L'histoire est pourtant ce qu'il y a de plus classique. Aujourd'hui est une journée spéciale pour Andréa, cette septuagénaire qui pour fêter son anniversaire a réuni toute sa famille. Toute ou presque puisqu'il en manque une: sa fille Claire qui vit depuis trois ans aux Etats-Unis. Pourtant, le rêve d'Andréa se réalise puisque Claire refait justement surface ce jour là. C'est donc en compagnie de ses frères Vincent et Romain, de leur conjointe respective, des deux fils du premier mais également de la fille de Claire, Emma et de son petit ami Julien et bien sûr de son époux Jean qu'Andréa espère fêter son anniversaire. Malheureusement rien ne va se dérouler comme prévu. Alors qu'Emma et ses deux petits cousins préparent une pièce de théâtre à l'attention de leur grand-mère, alors que Romain tente de retenir sa fiancée Rosita qui ne se sent pas à sa place dans ce contexte qui peu peu à peu va se déliter et alors que Romain met la dernière patte aux préparatifs de l'anniversaire de sa mère, Claire annonce son intention d'ouvrir un gîte en Espagne avec une amie. Mais pour cela, elle a besoin de deux-cent mille euros. Une somme qu'elle a bien l'intention de récupérer de l'hypothétique vente de la maison familiale. Ce qui n'est pas au goût de tout le monde...
Cédric Kahn met en place ce qui n'aurait pu être qu'un vaudeville dans lequel s'enchaînent les quiproquos et les disputes entre membres d'une même famille sauf qu'il choisit une vue de la famille proche de la vision d'Antoine Cuypers. A tel point que Fête de Famille paraît comme une adaptation francisée d'une comédie dramatique belge particulièrement noire. Si Catherine Deneuve se pose en matriarche dépositaire d'un calme presque religieux, l'interprétation démentielle de l'extraordinaire Emmanuelle Bercot balaye absolument tout sur son passage. En admirateur et en fin connaisseur du métier d'acteur, Cédric Kahn dirige ses interprètes avec une précision et une maturité exceptionnelles. A travers Fête de Famille le réalisateur et acteur étudie les comportements d'une famille où tout ou partie semble avoir été sacrifié au mensonge. Si l'on s'amuse d'abord de certains traits de caractère (Vincent Macaigne est irresistible en vidéaste amateur irrésponsable), très rapidement, le ton change lorsque débarque le personnage de Claire. Sanguine, instable, bipolaire, Emmanuelle Bercot l'incarne avec une touchante justesse et une force telle qu'elle parvient à nous indisposer. Dans le paysage humoristique français, Fête de Famille figure presque comme une exception. En tout cas, une franche réussite, admirablement interprétée et mise en scène. Un film à voir, absolument...

dimanche 4 septembre 2016

Un Homme à la Hauteur de Laurent Tirard (2016)

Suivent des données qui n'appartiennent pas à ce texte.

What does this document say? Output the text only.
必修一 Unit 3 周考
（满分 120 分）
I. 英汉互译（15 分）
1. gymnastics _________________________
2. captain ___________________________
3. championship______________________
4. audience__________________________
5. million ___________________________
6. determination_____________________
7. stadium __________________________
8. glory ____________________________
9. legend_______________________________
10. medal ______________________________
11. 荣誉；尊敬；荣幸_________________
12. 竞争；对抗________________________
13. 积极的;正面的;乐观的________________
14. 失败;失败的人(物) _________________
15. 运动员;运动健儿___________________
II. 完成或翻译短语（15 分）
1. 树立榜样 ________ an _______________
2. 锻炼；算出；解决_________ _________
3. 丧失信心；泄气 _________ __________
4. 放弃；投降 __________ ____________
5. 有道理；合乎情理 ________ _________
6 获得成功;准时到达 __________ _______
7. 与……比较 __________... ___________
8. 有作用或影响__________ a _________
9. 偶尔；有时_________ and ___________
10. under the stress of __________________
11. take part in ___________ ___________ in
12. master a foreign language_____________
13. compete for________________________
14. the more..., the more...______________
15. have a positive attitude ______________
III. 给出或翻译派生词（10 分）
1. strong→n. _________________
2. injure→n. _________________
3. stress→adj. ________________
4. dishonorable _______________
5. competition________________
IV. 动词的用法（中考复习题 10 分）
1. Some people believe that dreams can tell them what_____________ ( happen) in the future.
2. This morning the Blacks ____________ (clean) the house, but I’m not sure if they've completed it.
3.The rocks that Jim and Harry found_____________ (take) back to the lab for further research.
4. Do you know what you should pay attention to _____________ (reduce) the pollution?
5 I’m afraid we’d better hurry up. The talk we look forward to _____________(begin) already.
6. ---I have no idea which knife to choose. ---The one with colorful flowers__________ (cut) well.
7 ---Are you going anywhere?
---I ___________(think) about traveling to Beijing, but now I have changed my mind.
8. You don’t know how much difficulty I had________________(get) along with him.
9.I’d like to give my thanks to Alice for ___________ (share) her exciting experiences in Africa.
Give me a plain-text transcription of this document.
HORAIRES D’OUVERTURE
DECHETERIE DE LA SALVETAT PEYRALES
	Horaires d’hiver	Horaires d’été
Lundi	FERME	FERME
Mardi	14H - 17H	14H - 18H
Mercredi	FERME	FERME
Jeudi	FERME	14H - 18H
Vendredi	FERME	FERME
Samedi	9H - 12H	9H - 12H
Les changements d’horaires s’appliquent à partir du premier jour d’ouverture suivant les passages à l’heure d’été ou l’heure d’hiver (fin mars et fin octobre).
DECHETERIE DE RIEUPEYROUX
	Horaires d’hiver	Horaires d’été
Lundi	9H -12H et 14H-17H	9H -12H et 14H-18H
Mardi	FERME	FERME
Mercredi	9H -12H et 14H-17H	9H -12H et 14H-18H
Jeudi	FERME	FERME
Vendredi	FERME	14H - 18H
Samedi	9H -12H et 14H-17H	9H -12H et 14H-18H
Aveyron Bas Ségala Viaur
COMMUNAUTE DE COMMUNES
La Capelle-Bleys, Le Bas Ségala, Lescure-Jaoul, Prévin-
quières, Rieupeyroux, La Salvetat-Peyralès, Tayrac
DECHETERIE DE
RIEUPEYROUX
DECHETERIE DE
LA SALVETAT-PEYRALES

Des longs-métrages qui opposent deux êtres d'un point de vue religieux ou ethnique, il en existe déjà beaucoup. Lorsqu'a débarqué dans les médias la bande-annonce d'Un Homme à la Hauteur, on pouvait supposer que le film serait drôle et parfois touchant. On pouvait surtout imaginer par avance le contenu de certaines scènes, comme l'anatole en musique, il semblerait que dans ce genre de fiction, certains principes soient immuables. Ici, le regard des autres, les inconnus (qui forment en générale la majorité) et celui, beaucoup plus préoccupant, des proches, amis et familles compris. Un sentiment de honte, d'incertitude et de reproches ici parfaitement décrits. Un amour impossible que vont pourtant tenter de braver nos deux héros.
D'un côté, la superbe blonde à talons aiguilles et tailleur, Diane. Avocate, divorcée de Bruno avec lequel elle est associée. De l'autre, Alexandre, le talentueux architecte, lui-même divorcé, père de Benji, et riche d'un caractère bien trempé et d'un irrésistible humour. A moins qu'il ne s'agisse d'une façade. Car Alexandre a la particularité de ne mesurer qu'un mètre trente-six. Un « PETIT » défaut qui peut, ou pas, nuire à celui qui en est victime.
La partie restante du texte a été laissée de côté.